Port des Barques

Port des Barques

vendredi 1 novembre 2019

Jean-Marie Barnaud, dans la clarté des heures sobres



  

         Celle qu'on attendait


         Les pluies
         Et les fumées
         Qui montent des feux de broussailles
         Ont assombri la lumière un peu fade
         De l'automne

         C'est un voile léger
         Simple taie
         Sur le bleu du ciel

         Mais il semble soudain
         Qu'un poids sous l'horizon
         Attire à soi comme la hampe
         D'un drapeau
         Et sous la lumière pâlissante
         Une clarté seconde se fait jour

         De l'une à l'autre a dérivé
         Imperceptible
         Un peu de temps
         
                      *

         Audacieux celui qui laisse là
         Les compagnons
         Insensible aux voix qui le hèlent
         Au chant des heures
         Où tout est dit
        
                      *
    
         Noué
         Le corps aux gestes pauvres
         S'effraie de la grâce nouvelle
         Apparue dans les fûts
         Il se replie
         Et se courbe sur soi
         sur le peu de chaleur épargnée

         Est-ce un abri qu'il cherche encore
         Le démuni
         Comme s'il voulait s'étendre sous ces feuilles
         Et se couvrir de l'âcre et brune odeur
         Qu'elles tiennent de la terre

         Mais
         Où donc est la mort
         Maintenant

                      *

        Ose lever les yeux et t'avancer
        En homme avare
        Dans cette plaine chaste du ciel
        Qui te recouvre
        Et comme un cavalier avant l'obstacle
        Raidit les rênes et fait sonner le mors
        Et parle calme
        Rassemble en toi jusqu'au frisson
        L'élan qui va venir
        Puis reprends souffle
        Comme fait la terre sous le givre

  

        Tu entres maintenant dans la clarté
         Des heures sobres
        
         in Sous l'imperturbable clarté, Celle qu'on attendait (1990), Poésie/Gallimard, 2019, p.73 à 77.

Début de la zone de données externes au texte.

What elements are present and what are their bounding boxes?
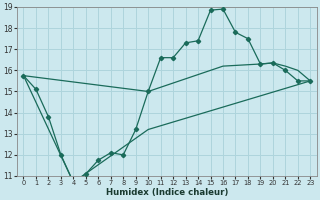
X-axis label: Humidex (Indice chaleur): Humidex (Indice chaleur)	[106, 188, 228, 197]
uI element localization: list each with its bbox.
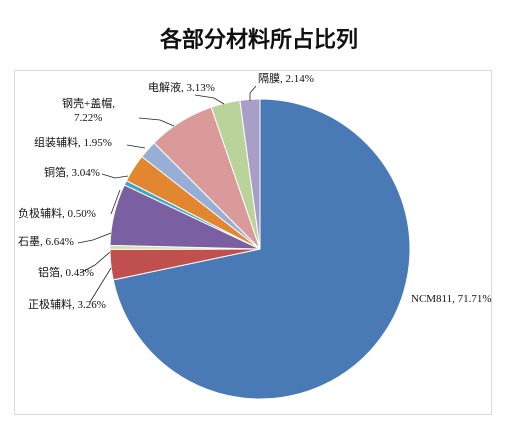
slice-label-8: 钢壳+盖帽, 7.22% (62, 96, 115, 124)
leader-line-8 (138, 117, 175, 127)
slice-label-4: 石墨, 6.64% (18, 235, 74, 248)
slice-label-1: NCM811, 71.71% (411, 293, 492, 305)
pie-slice-1 (112, 98, 411, 400)
leader-line-10 (249, 85, 257, 101)
chart-title: 各部分材料所占比列 (159, 28, 358, 53)
slice-label-7: 组装辅料, 1.95% (34, 135, 112, 149)
leader-line-2 (89, 267, 112, 303)
leader-line-3 (79, 251, 111, 274)
slice-label-6: 铜箔, 3.04% (44, 165, 100, 179)
leader-line-5 (110, 189, 121, 215)
slice-label-10: 隔膜, 2.14% (258, 72, 314, 85)
leader-line-6 (101, 173, 129, 179)
slice-label-2: 正极辅料, 3.26% (28, 297, 106, 311)
leader-line-4 (77, 232, 112, 244)
leader-line-9 (194, 94, 225, 105)
slice-label-5: 负极辅料, 0.50% (18, 206, 96, 220)
slice-label-3: 铝箔, 0.43% (38, 265, 94, 279)
leader-line-7 (126, 144, 146, 149)
slice-label-9: 电解液, 3.13% (148, 80, 215, 94)
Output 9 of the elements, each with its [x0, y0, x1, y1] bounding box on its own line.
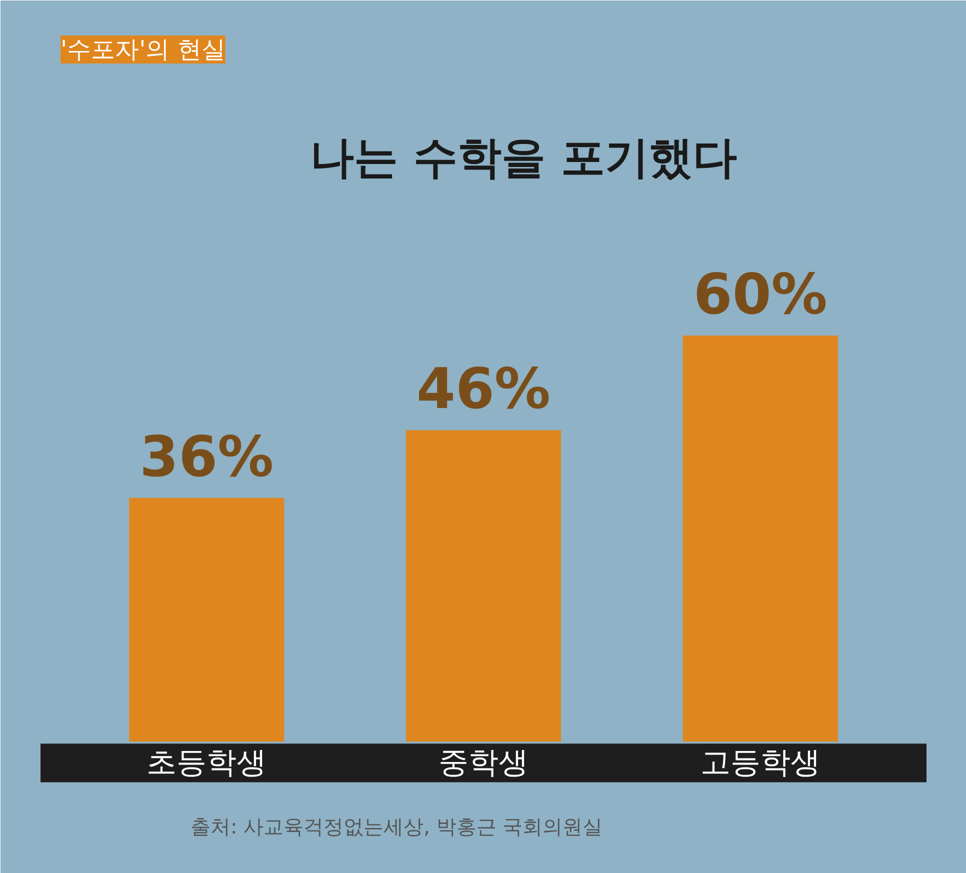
data-label: 46%: [416, 357, 551, 422]
data-label: 60%: [693, 262, 828, 328]
x-tick-label: 중학생: [438, 745, 528, 780]
data-label: 36%: [140, 424, 274, 490]
x-tick-label: 고등학생: [700, 745, 820, 780]
chart-subtitle: '수포자'의 현실: [60, 36, 226, 64]
chart-title: 나는 수학을 포기했다: [310, 132, 737, 184]
source-note: 출처: 사교육걱정없는세상, 박홍근 국회의원실: [190, 814, 603, 838]
x-tick-label: 초등학생: [146, 745, 267, 780]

Je découvre la poésie de Jean-Marie Barnaud à l'heure où s'installent et chatoient dans les parcs et jardins alentour les premiers feux de l'automne.
Me reviennent en mémoire nos longues promenades à l'automne par les sentiers de la forêt de Fontainebleau. Nous rentrions fourbus mais grisés d'air pur, de senteurs et de chaudes couleurs.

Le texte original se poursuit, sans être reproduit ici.